How Important Is Online TV?

Watching TV hasn’t meant ‘sitting on a sofa and staring at that box in the corner’ for some time now. While this experience still dominates, the number of people viewing via laptops, mobile phones or tablets is growing. Fast. Income, age and tech knowledge are generally what determine our enthusiasm for the new “third screen” movement. Nevertheless, broadcasters are (as they need to be) fuelling this trend with their own catch-up services.

While our current online TV services are monitored by their respective broadcasting providers--in order to research viewer behaviour--objective online viewing figures remain a mystery across the board. Until now, that is. BARB (the Broadcasters’ Audience Research Board) has announced plans to launch a new web TV viewing meter. The device will continue to record household viewing from TV sets, but it will also monitor any online viewing that occurs. The sample will be rolled out to 1,100 homes (around a fifth of BARB’s sample homes) during 2012. This is very good news.

A more accurate picture of the UK’s viewing habits should emerge by next year. But why is this so important to broadcasters? With overall audience figures declining, thanks to competing distractions (an explosion in the number of TV channels, social networking and general online usage, gaming, etc) and younger viewers watching less TV than in previous years, there’s panic in the boardrooms. Massive marquee shows like Britain’s Got Talent or Strictly Come Dancing are prized by networks because they deliver a communal, family viewing experience that can be rare in multiple-set homes with differing tastes. This translates into bigger audience figures, and thus a bigger cheque from advertisers. The importance of ‘brand extension’ is demonstrated by these shows offering online-only content during their run.

With the popularity of personal video recorders enabling viewers to ignore advertising more easily, channels need to demonstrate to advertisers that their messages are being seen. Anybody who’s watched a show on ITV Player or 4OD will know that you can’t skip the commercials shown at the start or in the middle. They’ve even started putting them at the end of a show, but before the theme tune, meaning you hold on to see if there’s more action to come when there’s not. Crafty!

Nowadays, we don’t want to be tied down to a schedule. If we’re not in for a particular show we can either record it or catch up online. A show’s ratings can grow--and even double--once PVR and online viewing are taken into account. The ongoing popularity of illegal downloading shows just how many viewers are literally taking the law into their own hands when it comes to wanting to watch overseas shows when they want.
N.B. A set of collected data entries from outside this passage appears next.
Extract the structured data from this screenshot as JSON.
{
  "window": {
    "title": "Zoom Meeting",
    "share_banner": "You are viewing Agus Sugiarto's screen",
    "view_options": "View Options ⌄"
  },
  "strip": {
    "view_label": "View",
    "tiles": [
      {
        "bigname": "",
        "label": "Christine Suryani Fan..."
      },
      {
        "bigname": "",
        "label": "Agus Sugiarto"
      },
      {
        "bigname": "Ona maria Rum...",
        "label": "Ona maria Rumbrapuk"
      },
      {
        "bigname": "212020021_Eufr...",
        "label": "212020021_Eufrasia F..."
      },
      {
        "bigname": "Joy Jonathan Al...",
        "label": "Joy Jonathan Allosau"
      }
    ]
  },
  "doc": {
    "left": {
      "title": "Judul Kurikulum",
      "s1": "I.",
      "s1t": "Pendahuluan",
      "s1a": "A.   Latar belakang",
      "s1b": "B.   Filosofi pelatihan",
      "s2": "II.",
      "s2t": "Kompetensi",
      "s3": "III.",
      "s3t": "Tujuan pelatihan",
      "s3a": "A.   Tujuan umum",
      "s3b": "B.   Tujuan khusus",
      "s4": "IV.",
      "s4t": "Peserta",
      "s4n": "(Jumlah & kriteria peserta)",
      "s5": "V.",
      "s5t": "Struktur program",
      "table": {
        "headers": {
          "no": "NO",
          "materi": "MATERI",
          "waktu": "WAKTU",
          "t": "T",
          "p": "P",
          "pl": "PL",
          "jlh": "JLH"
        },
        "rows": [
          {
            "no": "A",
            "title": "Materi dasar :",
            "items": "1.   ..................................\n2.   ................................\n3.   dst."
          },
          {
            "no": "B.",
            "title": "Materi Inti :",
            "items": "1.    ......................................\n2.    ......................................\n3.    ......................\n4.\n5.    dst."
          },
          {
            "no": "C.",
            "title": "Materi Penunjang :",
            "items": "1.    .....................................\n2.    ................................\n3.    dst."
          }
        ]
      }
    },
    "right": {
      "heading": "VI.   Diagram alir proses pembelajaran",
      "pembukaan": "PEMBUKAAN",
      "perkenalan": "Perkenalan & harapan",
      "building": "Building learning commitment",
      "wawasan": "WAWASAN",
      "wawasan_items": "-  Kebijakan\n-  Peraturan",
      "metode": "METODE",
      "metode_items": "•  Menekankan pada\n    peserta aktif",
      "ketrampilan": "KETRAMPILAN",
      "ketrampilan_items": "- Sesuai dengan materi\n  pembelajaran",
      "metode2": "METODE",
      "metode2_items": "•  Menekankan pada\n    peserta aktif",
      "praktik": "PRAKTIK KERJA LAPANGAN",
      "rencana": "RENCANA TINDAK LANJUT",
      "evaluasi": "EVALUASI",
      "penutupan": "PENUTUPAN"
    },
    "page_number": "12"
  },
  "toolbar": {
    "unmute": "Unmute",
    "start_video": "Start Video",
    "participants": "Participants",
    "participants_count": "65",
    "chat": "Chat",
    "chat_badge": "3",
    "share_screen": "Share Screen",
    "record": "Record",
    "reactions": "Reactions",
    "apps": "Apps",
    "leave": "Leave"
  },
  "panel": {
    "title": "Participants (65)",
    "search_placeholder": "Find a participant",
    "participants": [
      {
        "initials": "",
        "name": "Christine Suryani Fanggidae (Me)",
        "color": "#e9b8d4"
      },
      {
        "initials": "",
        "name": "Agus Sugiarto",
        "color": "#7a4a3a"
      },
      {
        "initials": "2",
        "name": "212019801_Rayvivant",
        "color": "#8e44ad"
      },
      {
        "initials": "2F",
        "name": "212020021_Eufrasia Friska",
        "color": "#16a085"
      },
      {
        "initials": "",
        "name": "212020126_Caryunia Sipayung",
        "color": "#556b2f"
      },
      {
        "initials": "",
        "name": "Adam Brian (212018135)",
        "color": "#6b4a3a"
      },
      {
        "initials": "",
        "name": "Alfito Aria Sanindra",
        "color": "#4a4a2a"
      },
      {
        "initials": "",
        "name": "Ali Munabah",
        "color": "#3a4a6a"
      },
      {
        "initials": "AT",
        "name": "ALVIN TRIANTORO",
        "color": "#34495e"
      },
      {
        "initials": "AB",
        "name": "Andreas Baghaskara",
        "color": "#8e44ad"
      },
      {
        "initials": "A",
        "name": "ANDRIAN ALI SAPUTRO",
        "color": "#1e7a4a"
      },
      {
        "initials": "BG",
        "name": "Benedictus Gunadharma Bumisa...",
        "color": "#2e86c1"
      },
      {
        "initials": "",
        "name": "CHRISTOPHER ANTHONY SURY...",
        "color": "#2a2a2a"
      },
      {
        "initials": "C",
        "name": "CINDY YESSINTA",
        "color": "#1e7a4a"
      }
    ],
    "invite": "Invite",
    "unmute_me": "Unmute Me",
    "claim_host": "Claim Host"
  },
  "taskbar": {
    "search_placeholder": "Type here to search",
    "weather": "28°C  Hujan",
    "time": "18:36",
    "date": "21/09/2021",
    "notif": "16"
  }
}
Outdated methods of monitoring ratings is killing off long-running daytime soaps in the US at the rate of one per year. Executives cite declining ratings and the increase in working women as reasons. Yet viewers argue that time-shifted viewing (people recording their shows and watching them in the evening) and online watching via networks’ own sites would indicate a much healthier audience. One creative outcome of this upheaval is the emergence of indie soaps--web-only dramas often using former daytime talent, and free from network interference.

In the UK, EastEnders’ E20 has been creating a new online audience from its flagship series. Giving a chance to young actors, writers and theme tune remixers, it has breathed fresh life into life on Albert Square by targeting the elusive ‘yoof’ demographic.

Comedians are also turning to the web to allow their creativity to flourish. Vic Reeves and Bob Mortimer (who admit they don’t really use the web) recently announced an online sketch comedy called Vic and Bob’s Afternoon Delights. Sponsored by Fosters, the Australian beer firm that recently stumped up the cash for the online-only Alan Partridge series from Armando Ianucci. This partnership will allow them to deliver edgier content than the BBC were after--the broadcaster turned down a new sketch series from the pair in favour of more Shooting Stars. Elsewhere, Lisa Kudrow’s hilarious improvised online show Web Therapy has won awards and is now being packaged for TV on the Showtime network.

With artistic control being wrestled back by artists, it seems broadcasters may find themselves playing catch-up by belatedly monitoring our online habits. All this evolution and choice should be great for viewers, who still just want to be educated and entertained, regardless of where it’s coming from.

How has online viewing impacted on your habits? How do you usually watch your favourite shows?

Comments (1)
Jul 04, 2011
I think this sounds like a really good idea. I know that it could definitely help with shows ratings. I do not have access to many TV channels (No sky or virgin media, only freeview) so watch a large number of shows online. Some less known shows have been cancelled due to low ratings, and if they begin to count the number of online viewings in the ratings then it may help future shows to continue.